DoorDash has already been exploring alternative ordering channels and agent integration. The company previously launched ordering via iMessage and operates its own AI chatbot, Ask DoorDash. It also exposes its service to third-party AI chatbots including OpenAI's ChatGPT and Claude. The CLI represents an extension of this strategy—making the DoorDash ordering system available as a composable tool that agents and developers can leverage.
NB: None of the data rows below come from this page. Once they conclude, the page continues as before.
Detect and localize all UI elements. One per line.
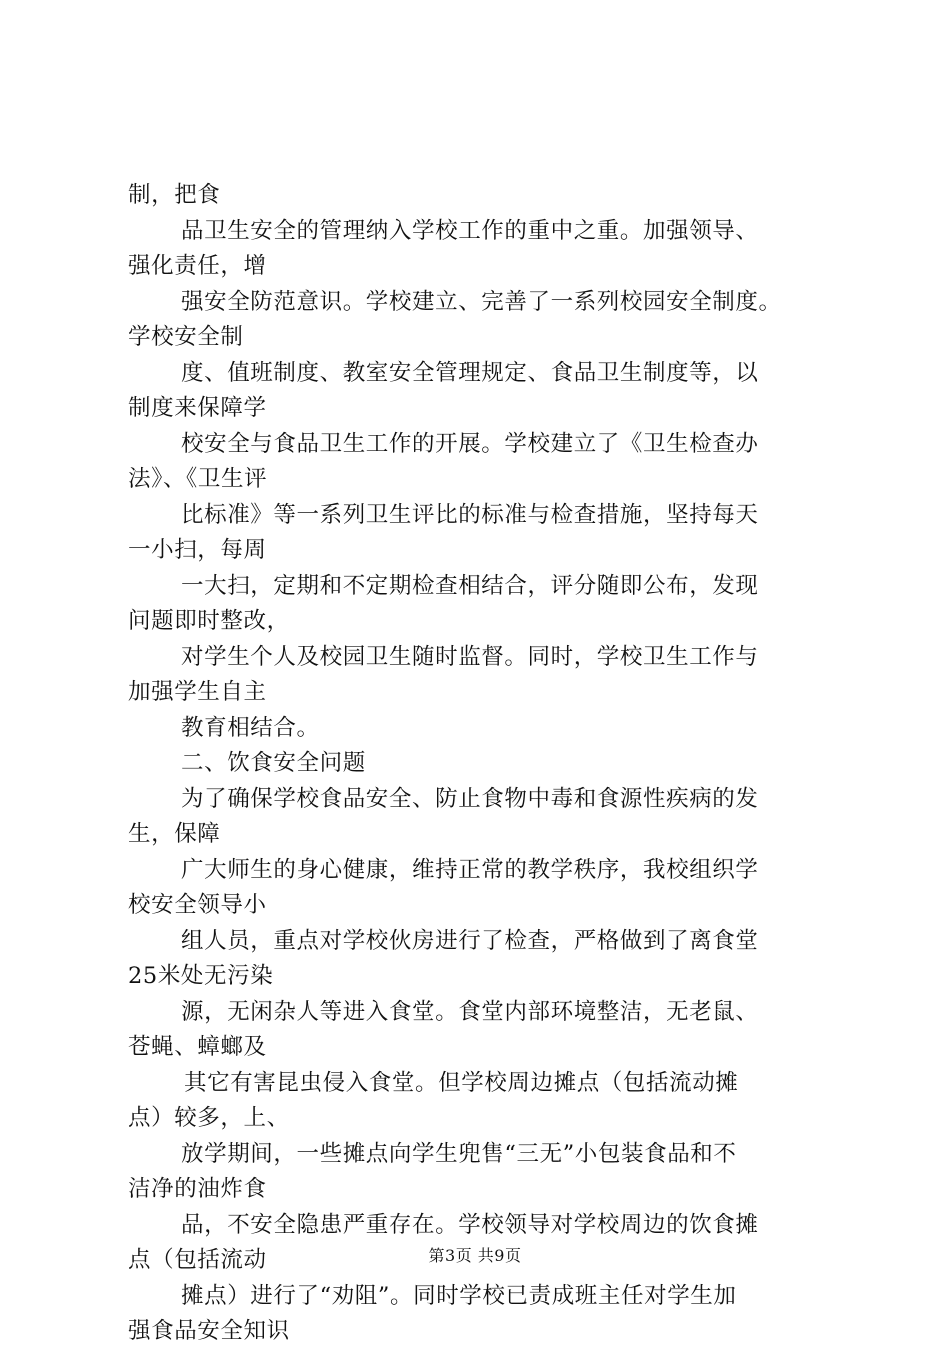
text-line: 学校安全制 bbox=[128, 324, 244, 350]
text-line: 源，无闲杂人等进入食堂。食堂内部环境整洁，无老鼠、 bbox=[181, 998, 759, 1025]
text-line: 苍蝇、蟑螂及 bbox=[128, 1034, 267, 1060]
text-line: 强食品安全知识 bbox=[128, 1318, 290, 1344]
text-line: 教育相结合。 bbox=[181, 714, 320, 741]
text-line: 对学生个人及校园卫生随时监督。同时，学校卫生工作与 bbox=[181, 643, 759, 670]
text-line: 品卫生安全的管理纳入学校工作的重中之重。加强领导、 bbox=[181, 217, 759, 244]
text-line: 法》、《卫生评 bbox=[128, 466, 268, 492]
text-line: 广大师生的身心健康，维持正常的教学秩序，我校组织学 bbox=[181, 856, 759, 883]
text-line: 洁净的油炸食 bbox=[128, 1176, 267, 1202]
text-line: 制度来保障学 bbox=[128, 395, 267, 421]
text-line: 放学期间，一些摊点向学生兜售“三无”小包装食品和不 bbox=[181, 1140, 737, 1167]
page-number-footer: 第3页 共9页 bbox=[428, 1246, 522, 1265]
text-line: 制，把食 bbox=[128, 182, 221, 208]
text-line: 摊点）进行了“劝阻”。同时学校已责成班主任对学生加 bbox=[181, 1282, 737, 1309]
text-line: 加强学生自主 bbox=[128, 679, 267, 705]
text-line: 问题即时整改， bbox=[128, 608, 290, 634]
text-line: 组人员，重点对学校伙房进行了检查，严格做到了离食堂 bbox=[181, 927, 759, 954]
text-line: 25米处无污染 bbox=[128, 963, 274, 989]
section-heading: 二、饮食安全问题 bbox=[181, 750, 366, 776]
text-line: 校安全领导小 bbox=[128, 892, 267, 918]
document-body bbox=[128, 178, 848, 1350]
text-line: 比标准》等一系列卫生评比的标准与检查措施，坚持每天 bbox=[181, 501, 759, 528]
text-line: 度、值班制度、教室安全管理规定、食品卫生制度等，以 bbox=[181, 359, 759, 386]
text-line: 品，不安全隐患严重存在。学校领导对学校周边的饮食摊 bbox=[181, 1211, 759, 1238]
text-line: 一大扫，定期和不定期检查相结合，评分随即公布，发现 bbox=[181, 572, 759, 599]
text-line: 强化责任，增 bbox=[128, 253, 267, 279]
text-line: 一小扫，每周 bbox=[128, 537, 267, 563]
text-line: 其它有害昆虫侵入食堂。但学校周边摊点（包括流动摊 bbox=[184, 1069, 739, 1096]
text-line: 点（包括流动 bbox=[128, 1247, 267, 1273]
text-line: 为了确保学校食品安全、防止食物中毒和食源性疾病的发 bbox=[181, 785, 759, 812]
text-line: 校安全与食品卫生工作的开展。学校建立了《卫生检查办 bbox=[181, 430, 759, 457]
text-line: 生，保障 bbox=[128, 821, 221, 847]
text-line: 点）较多，上、 bbox=[128, 1105, 290, 1131]
text-line: 强安全防范意识。学校建立、完善了一系列校园安全制度。 bbox=[181, 288, 782, 315]
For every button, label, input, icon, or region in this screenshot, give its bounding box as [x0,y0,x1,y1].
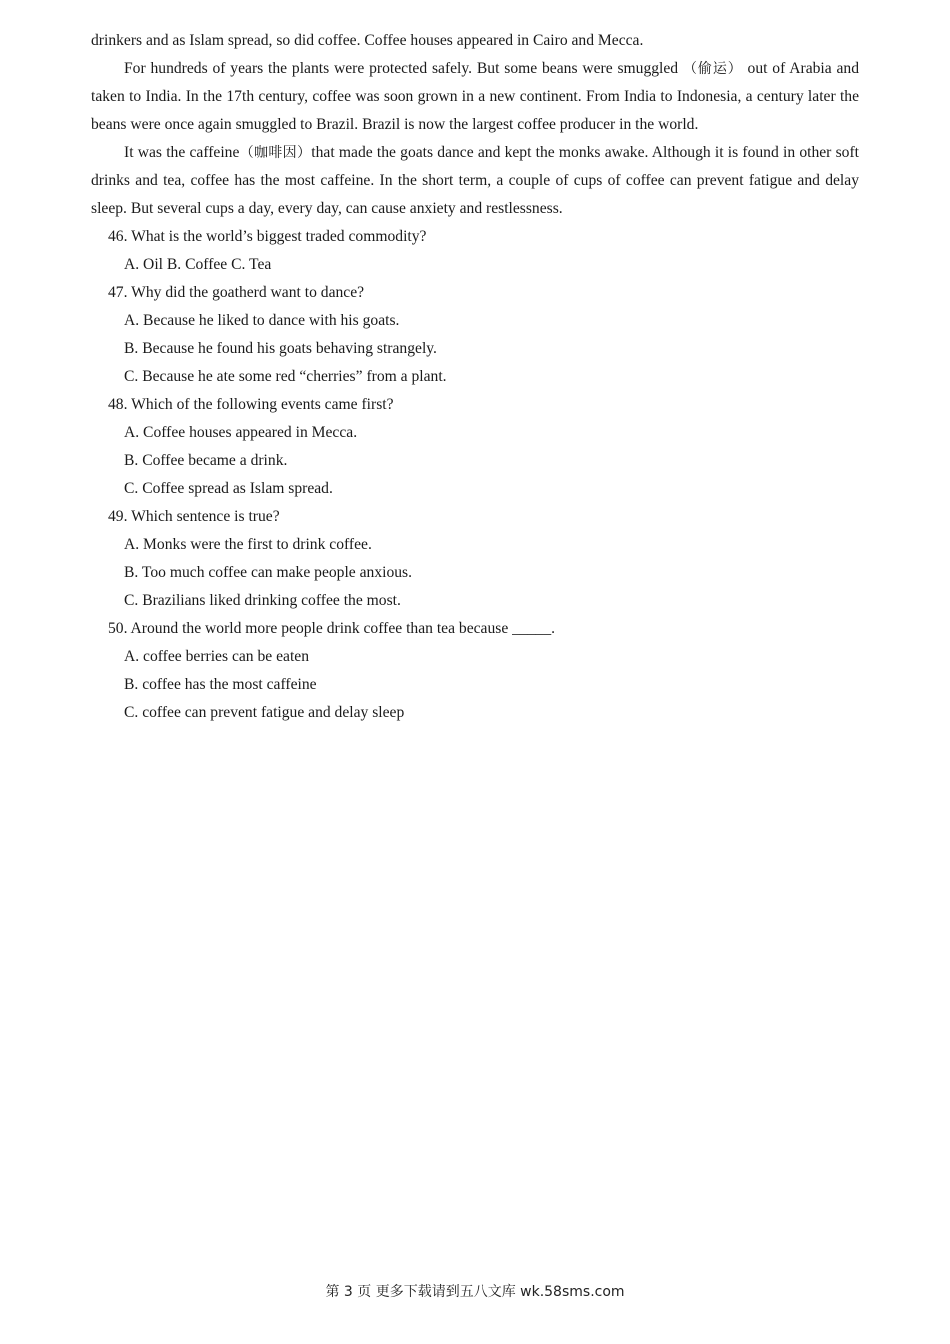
paragraph-3-gloss: （咖啡因） [239,145,312,161]
option-a: A. Coffee houses appeared in Mecca. [124,424,358,441]
option-a: A. Monks were the first to drink coffee. [124,536,372,553]
option-b: B. Too much coffee can make people anxious. [124,564,413,581]
question-46 [91,223,859,279]
option-c: C. Coffee spread as Islam spread. [124,480,333,497]
option-b: B. Coffee became a drink. [124,452,288,469]
question-stem: 48. Which of the following events came first? [108,396,394,413]
question-47 [91,279,859,391]
question-49 [91,503,859,615]
document-page [91,27,859,727]
paragraph-3-text-a: It was the caffeine [124,144,240,161]
passage-paragraph-2 [91,55,859,139]
option-a: A. Because he liked to dance with his goats. [124,312,400,329]
question-stem: 49. Which sentence is true? [108,508,280,525]
option-c: C. Because he ate some red “cherries” from a plant. [124,368,447,385]
question-50 [91,615,859,727]
option-a: A. coffee berries can be eaten [124,648,309,665]
passage-paragraph-1: drinkers and as Islam spread, so did coffee. Coffee houses appeared in Cairo and Mecca. [91,32,644,49]
option-c: C. coffee can prevent fatigue and delay sleep [124,704,405,721]
question-stem: 46. What is the world’s biggest traded commodity? [108,228,427,245]
paragraph-2-text-b: out of Arabia and taken to India. In the 17th century, coffee was soon grown in a new continent. From India to Indonesia, a century later the beans were once again smuggled to Brazil. Brazil is now the largest coffee producer in the world. [91,60,860,133]
question-options: A. Oil B. Coffee C. Tea [124,256,272,273]
option-b: B. Because he found his goats behaving strangely. [124,340,437,357]
paragraph-2-text-a: For hundreds of years the plants were protected safely. But some beans were smuggled [124,60,679,77]
option-c: C. Brazilians liked drinking coffee the most. [124,592,401,609]
question-stem: 50. Around the world more people drink coffee than tea because _____. [108,620,556,637]
question-48 [91,391,859,503]
question-stem: 47. Why did the goatherd want to dance? [108,284,365,301]
paragraph-2-gloss: （偷运） [682,61,743,77]
page-footer: 第 3 页 更多下载请到五八文库 wk.58sms.com [325,1284,625,1300]
option-b: B. coffee has the most caffeine [124,676,317,693]
paragraph-3-text-b: that made the goats dance and kept the monks awake. Although it is found in other soft drinks and tea, coffee has the most caffeine. In the short term, a couple of cups of coffee can prevent fatigue and delay sleep. But several cups a day, every day, can cause anxiety and restlessness. [91,144,859,217]
passage-paragraph-3 [91,139,859,223]
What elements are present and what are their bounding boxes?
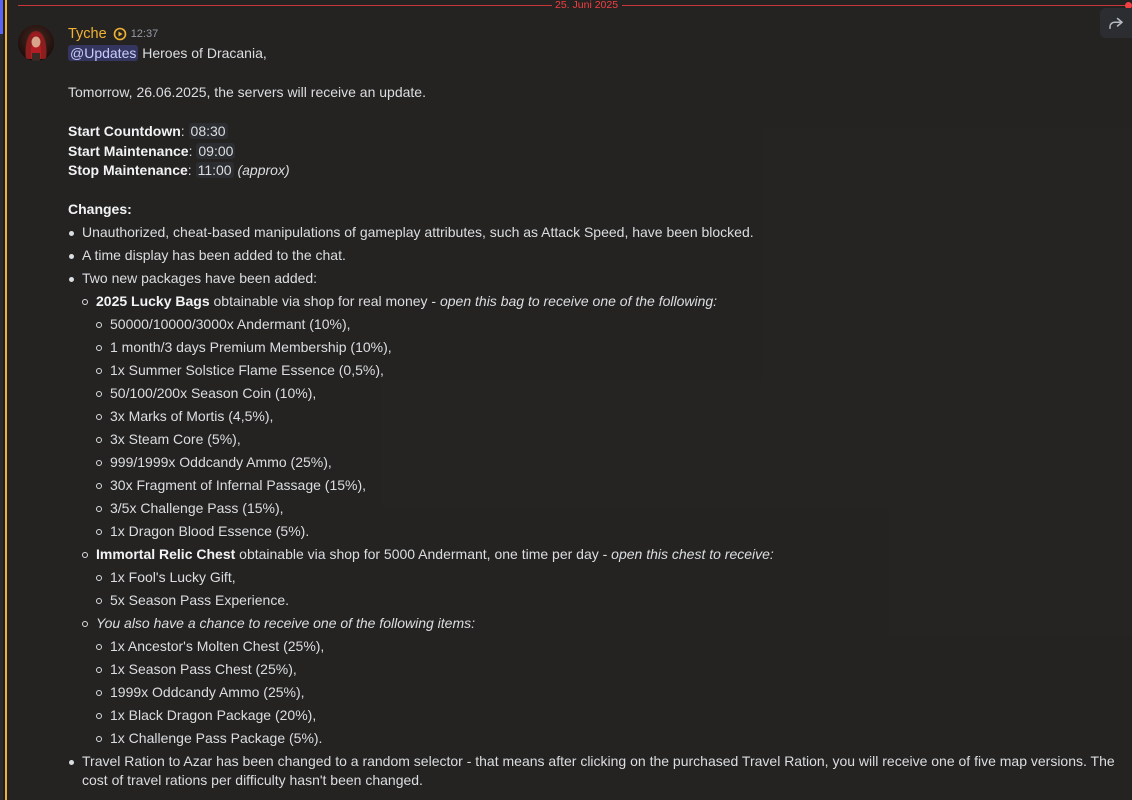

The company's beta signup form includes a field asking developers what they would build if given access, indicating that DoorDash is actively soliciting ideas for how the tool might be used. The X post promoting the launch includes a video that leans into the over-engineering humor of the concept, showing an AI agent reading Slack, recalling memories, parsing JSON, inspecting menu structures, running Python scripts, recovering from errors, and calculating totals—all to accomplish the simple task of ordering three salads, with the interface displaying "Flibbertigibbeting" as it processes the request.

Context & Analysis

DoorDash's CLI launch reflects a broader shift toward agentic commerce, where AI agents execute transactions on a user's behalf. While the announcement has generated attention partly because of its humorous angle—automating something as mundane as ordering lunch via command-line recall the XKCD programmer joke about "sudo make me a sandwich"—the underlying strategy is serious: the company is opening its ordering platform to third-party developers and AI systems, not just users. This approach allows developers to embed DoorDash functionality into their own tools and services, turning food ordering into a building block that can be combined with other capabilities. DoorDash has already experimented with alternative ordering channels, including iMessage and its Ask DoorDash chatbot, and integrations with OpenAI's ChatGPT and Claude. The CLI is an extension of that same principle—exposing the service's infrastructure to agents and tools outside of DoorDash's direct control. By asking beta participants what they would build, the company signals it is genuinely exploring the boundaries of agentic commerce rather than simply offering a novelty feature.

FAQ

Who can access DoorDash CLI right now?
DoorDash CLI is in limited beta and available to U.S. and Canadian macOS developers via waitlist.
What can you do with DoorDash CLI?
The tool lets you search stores, find deals, and check out directly from the command line, allowing AI agents to place orders without users visiting DoorDash's app.